STARKE - Linroy Bottoson, who had dodged death with three last-minute reprieves since February, was executed Monday for the savage 1979 murder of an elderly woman who ran a Central Florida post office.
Bottoson, who claimed he heard the voice of God and possessed the supernatural power to resurrect his victim, died by lethal injection at Florida State Prison, ending one of the biggest legal challenges to Florida's death penalty in decades.
He was pronounced dead at 5:12 p.m., following a flurry of appeals over questions of his sanity.
First, an Orlando Circuit Court judge ruled Bottoson mentally fit, rejecting claims that the 63-year-old former child street evangelist was too disturbed to understand his sentence. The Florida Supreme Court then refused an appeal 20 minutes before the scheduled 5 p.m. execution. In Washington, the U.S. Supreme Court rejected an argument that Bottoson was mentally retarded.
Last week, the U.S. high court also rejected a challenge to Florida's death sentencing procedures. While the court's refusal to hear that appeal, based on a key recent ruling called Ring vs. Arizona, did not amount to a legal precedent, experts believe it reaffirms the court's approval of Florida's capital punishment law.
''That was the last best chance for a major challenge to the death penalty in Florida,'' said Christopher Slobogin, a University of Florida law professor.
Bottoson was condemned for a ghastly crime. He kidnapped 74-year-old Catherine Alexander at the post office she ran in Eatonville, stole cash and postal money orders, imprisoned her in a car trunk for 83 hours, stabbed her 15 times and ran over her with a car.
The sentence was carried out just before sundown on a miserably wet, cold, rainy night in North Florida, while anti-death-penalty protesters held a silent vigil across the street.
The execution was viewed by Alexander's son, Hubert, but Bottoson never opened his eyes in the death chamber to see his victim's relative. He accepted a sedative and, asked by the warden if he had any last words, replied only, ``No sir, no.''
An anonymous executioner pushed three syringe plungers sending a deadly mix of drugs into IV tubes needled into Bottoson's arms. He died quickly.
Hubert Alexander, 78, oldest of six remaining brothers and sisters, was seated less than 10 feet from his mother's killer, on the other side of a window.
''I'm not sure it's going to bring closure because nothing is going to bring my mother back, but I think I can rest a little easier now that the person who did this awful thing to her is gone,'' he said.
Unlike last Monday when an announcement by Gov. Jeb Bush stopped the execution of Amos Lee King less than an hour before he was to be put to death, there was no reprieve for Bottoson.

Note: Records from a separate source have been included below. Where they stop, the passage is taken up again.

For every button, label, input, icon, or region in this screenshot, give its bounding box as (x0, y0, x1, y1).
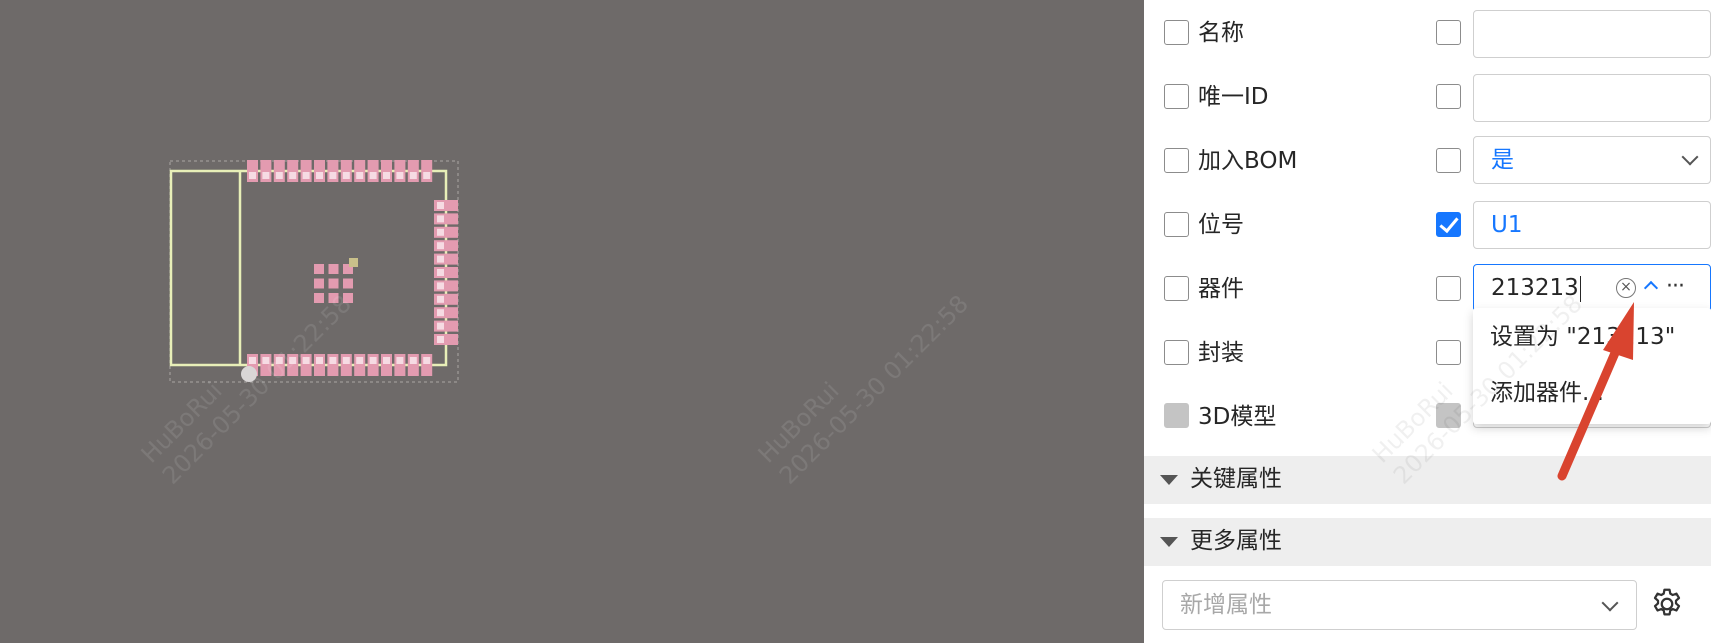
pad-mark (437, 269, 444, 276)
pad-mark (437, 282, 444, 290)
property-row-add-to-bom: 加入BOM 是 (1144, 130, 1711, 194)
property-label: 位号 (1198, 212, 1244, 238)
designator-batch-checkbox[interactable] (1164, 212, 1189, 237)
pad-mark (409, 357, 417, 364)
add-property-select[interactable]: 新增属性 (1162, 580, 1637, 630)
property-row-unique-id: 唯一ID (1144, 66, 1711, 130)
property-row-name: 名称 (1144, 2, 1711, 66)
section-title: 关键属性 (1190, 466, 1282, 492)
add-property-placeholder: 新增属性 (1180, 592, 1272, 618)
pad-mark (396, 357, 404, 364)
designator-field[interactable]: U1 (1473, 201, 1711, 249)
pcb-canvas[interactable]: HuBoRui 2026-05-30 01:22:58 HuBoRui 2026-0… (0, 0, 1144, 643)
gear-icon[interactable] (1649, 586, 1685, 622)
collapse-triangle-icon (1160, 537, 1178, 547)
pad-mark (437, 336, 444, 343)
pad-mark (437, 295, 444, 303)
bom-batch-checkbox[interactable] (1164, 148, 1189, 173)
pad-mark (437, 228, 444, 236)
pad-mark (437, 215, 444, 223)
pad-mark (342, 357, 350, 364)
device-batch-checkbox[interactable] (1164, 276, 1189, 301)
pad-mark (383, 357, 390, 364)
property-label: 封装 (1198, 340, 1244, 366)
pad-mark (249, 172, 256, 179)
pad-mark (329, 357, 337, 364)
pad-mark (437, 309, 444, 317)
bom-visible-checkbox[interactable] (1436, 148, 1461, 173)
property-panel: 名称 唯一ID 加入BOM 是 位号 U1 器件 213213 × ··· 封装… (1144, 0, 1711, 643)
pad-mark (409, 172, 417, 179)
pad-mark (342, 172, 350, 179)
property-label: 唯一ID (1198, 84, 1269, 110)
origin-marker (349, 258, 358, 267)
section-title: 更多属性 (1190, 528, 1282, 554)
unique-id-field[interactable] (1473, 74, 1711, 122)
center-pad (343, 278, 353, 289)
chevron-down-icon (1601, 594, 1619, 612)
chevron-down-icon (1681, 148, 1699, 166)
pad-mark (437, 202, 444, 209)
pad-mark (356, 172, 364, 179)
clear-circle-icon[interactable]: × (1616, 278, 1636, 298)
pad-mark (356, 357, 364, 364)
chevron-up-icon[interactable] (1643, 280, 1659, 296)
name-visible-checkbox[interactable] (1436, 20, 1461, 45)
collapse-triangle-icon (1160, 475, 1178, 485)
add-to-bom-value: 是 (1491, 147, 1514, 173)
text-caret (1579, 275, 1582, 302)
pad-mark (369, 172, 377, 179)
pad-mark (437, 322, 444, 330)
pad-mark (275, 172, 283, 179)
property-label: 名称 (1198, 20, 1244, 46)
center-pad (328, 264, 339, 274)
add-to-bom-select[interactable]: 是 (1473, 136, 1711, 184)
name-batch-checkbox[interactable] (1164, 20, 1189, 45)
footprint-batch-checkbox[interactable] (1164, 340, 1189, 365)
pad-mark (396, 172, 404, 179)
designator-visible-checkbox[interactable] (1436, 212, 1461, 237)
property-label: 器件 (1198, 276, 1244, 302)
pad-mark (316, 357, 323, 364)
pad-mark (423, 357, 431, 364)
pad-mark (383, 172, 390, 179)
name-field[interactable] (1473, 10, 1711, 58)
property-row-designator: 位号 U1 (1144, 194, 1711, 258)
pad-mark (423, 172, 431, 179)
more-dots-icon[interactable]: ··· (1666, 265, 1685, 309)
pad-mark (329, 172, 337, 179)
3d-model-batch-checkbox (1164, 403, 1189, 428)
pad-mark (437, 242, 444, 250)
section-more-properties[interactable]: 更多属性 (1144, 518, 1711, 566)
pad-mark (369, 357, 377, 364)
unique-id-visible-checkbox[interactable] (1436, 84, 1461, 109)
pad-mark (289, 172, 297, 179)
pad-mark (316, 172, 323, 179)
property-label: 3D模型 (1198, 404, 1277, 430)
unique-id-batch-checkbox[interactable] (1164, 84, 1189, 109)
pcb-footprint-view (169, 160, 459, 383)
pad-mark (262, 172, 270, 179)
property-label: 加入BOM (1198, 148, 1298, 174)
pad-mark (302, 172, 310, 179)
device-visible-checkbox[interactable] (1436, 276, 1461, 301)
pad-mark (437, 255, 444, 263)
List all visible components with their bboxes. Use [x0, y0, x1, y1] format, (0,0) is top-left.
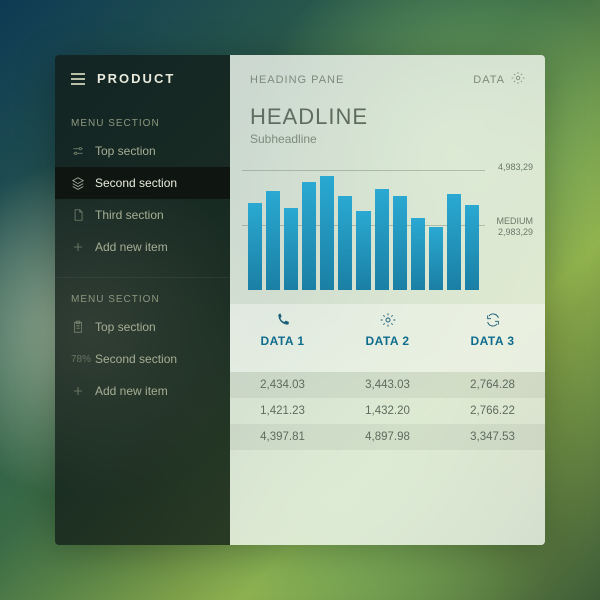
chart-bar	[429, 227, 443, 290]
chart-bar	[284, 208, 298, 290]
chart-bar	[411, 218, 425, 290]
plus-icon	[71, 384, 85, 398]
table-cell: 2,434.03	[230, 372, 335, 398]
table-cell: 3,443.03	[335, 372, 440, 398]
settings-icon[interactable]	[511, 71, 525, 88]
gear-icon	[335, 312, 440, 330]
data-table: DATA 1DATA 2DATA 3 2,434.033,443.032,764…	[230, 304, 545, 450]
sidebar-item-label: Top section	[95, 320, 156, 334]
column-label: DATA 2	[335, 334, 440, 348]
refresh-icon	[440, 312, 545, 330]
sidebar-item-label: Top section	[95, 144, 156, 158]
table-cell: 2,766.22	[440, 398, 545, 424]
table-cell: 2,764.28	[440, 372, 545, 398]
chart-bar	[447, 194, 461, 290]
file-icon	[71, 208, 85, 222]
subheadline: Subheadline	[230, 132, 545, 156]
menu-section-header: MENU SECTION	[55, 108, 230, 135]
table-cell: 3,347.53	[440, 424, 545, 450]
heading-pane-label: HEADING PANE	[250, 74, 344, 86]
sidebar-item[interactable]: Top section	[55, 135, 230, 167]
table-cell: 4,897.98	[335, 424, 440, 450]
main-pane: HEADING PANE DATA HEADLINE Subheadline 4…	[230, 55, 545, 545]
sidebar-item-label: Second section	[95, 352, 177, 366]
sliders-icon	[71, 144, 85, 158]
table-row: 4,397.814,897.983,347.53	[230, 424, 545, 450]
column-label: DATA 1	[230, 334, 335, 348]
sidebar-item-label: Add new item	[95, 240, 168, 254]
brand-row: PRODUCT	[55, 55, 230, 108]
app-window: PRODUCT MENU SECTION Top section Second se…	[55, 55, 545, 545]
menu-section-header: MENU SECTION	[55, 284, 230, 311]
headline: HEADLINE	[230, 98, 545, 132]
sidebar-item[interactable]: Add new item	[55, 231, 230, 263]
chart-bar	[248, 203, 262, 290]
topbar: HEADING PANE DATA	[230, 55, 545, 98]
sidebar-item-label: Add new item	[95, 384, 168, 398]
pct-icon: 78%	[71, 352, 85, 366]
axis-mid-label: MEDIUM	[497, 216, 534, 227]
table-column: DATA 2	[335, 312, 440, 348]
sidebar-item[interactable]: Second section	[55, 167, 230, 199]
table-row: 2,434.033,443.032,764.28	[230, 372, 545, 398]
clipboard-icon	[71, 320, 85, 334]
chart-bar	[375, 189, 389, 290]
axis-mid-value: 2,983,29	[497, 227, 534, 238]
chart-bar	[393, 196, 407, 290]
sidebar-item-label: Second section	[95, 176, 177, 190]
sidebar-item[interactable]: Top section	[55, 311, 230, 343]
axis-top-value: 4,983,29	[498, 162, 533, 173]
phone-icon	[230, 312, 335, 330]
chart-bar	[302, 182, 316, 290]
sidebar-item-label: Third section	[95, 208, 164, 222]
sidebar-item[interactable]: Third section	[55, 199, 230, 231]
table-row: 1,421.231,432.202,766.22	[230, 398, 545, 424]
table-column: DATA 3	[440, 312, 545, 348]
brand-title: PRODUCT	[97, 71, 175, 86]
chart-bar	[338, 196, 352, 290]
plus-icon	[71, 240, 85, 254]
axis-mid: MEDIUM 2,983,29	[497, 216, 534, 238]
data-label: DATA	[473, 74, 505, 86]
layers-icon	[71, 176, 85, 190]
sidebar-item[interactable]: Add new item	[55, 375, 230, 407]
hamburger-icon[interactable]	[71, 73, 85, 85]
table-column: DATA 1	[230, 312, 335, 348]
sidebar-item[interactable]: 78% Second section	[55, 343, 230, 375]
chart-bar	[320, 176, 334, 290]
chart-bar	[356, 211, 370, 290]
chart-bar	[266, 191, 280, 290]
bar-chart: 4,983,29 MEDIUM 2,983,29	[242, 160, 533, 290]
table-cell: 1,432.20	[335, 398, 440, 424]
column-label: DATA 3	[440, 334, 545, 348]
sidebar: PRODUCT MENU SECTION Top section Second se…	[55, 55, 230, 545]
table-cell: 1,421.23	[230, 398, 335, 424]
chart-bar	[465, 205, 479, 290]
table-cell: 4,397.81	[230, 424, 335, 450]
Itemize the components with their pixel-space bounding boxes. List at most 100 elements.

King's death was halted so 25-year-old evidence could be examined with new DNA technology.
Bush issued a temporary stay Friday for Bottoson, nine hours before his previously scheduled execution, to order a psychiatric examination.
Attorney Peter Cannon said his client heard voices of both the devil and God, and a clinical psychologist hired by Bottoson's lawyers issued a report saying he was insane.
''He understands himself to be locked in the middle of a battle between Jesus and Satan, a battle he is certain, as one of God's prophets, Jesus will win,'' psychologist Xavier Amador wrote.
But Orlando Circuit Judge Anthony Johnson upheld a finding of competence given by a three-psychiatrist panel.
Competence under Florida law means only that he understands the ''nature and effect'' of the death penalty and he knows why it is being imposed, said Carolyn Snurkowski, chief of the appeals division of the Florida attorney general's office.
Bottoson's U.S. Supreme Court challenge was the most formidable since the resumption of capital punishment in Florida in 1979.
Of the 38 states that have death penalties, most require jurors to have final say on the issue of life in prison or death. In Arizona and four other states, judges alone made the decision and jurors had no say.
In a summer decision in the Ring case, the court overturned those laws, ruling that judges alone can't impose death. Jurors must hear evidence and decide whether the penalty is appropriate.
But the system is slightly different in Florida and three other ''hybrid'' states, with jurors making recommendations, but the judge acting as final arbiter.
Last week's decision not to address Bottoson's appeal seems to amount to tacit affirmation of Florida's law.
Abe Bonowitz, director of Floridians for Alternatives to the Death Penalty, blasted the state's definition of ``competence.''
''You have to be a vegetable not to be competent for execution in this state,'' Bonowitz said before the execution.
In 20 years in prison, Bottoson never had a visitor, other than his attorneys or the prison chaplain. Monday was no different.
No one claimed the killer's body either, and his ashes will be buried at the prison where he was executed.
This report was supplemented with material from The Associated Press.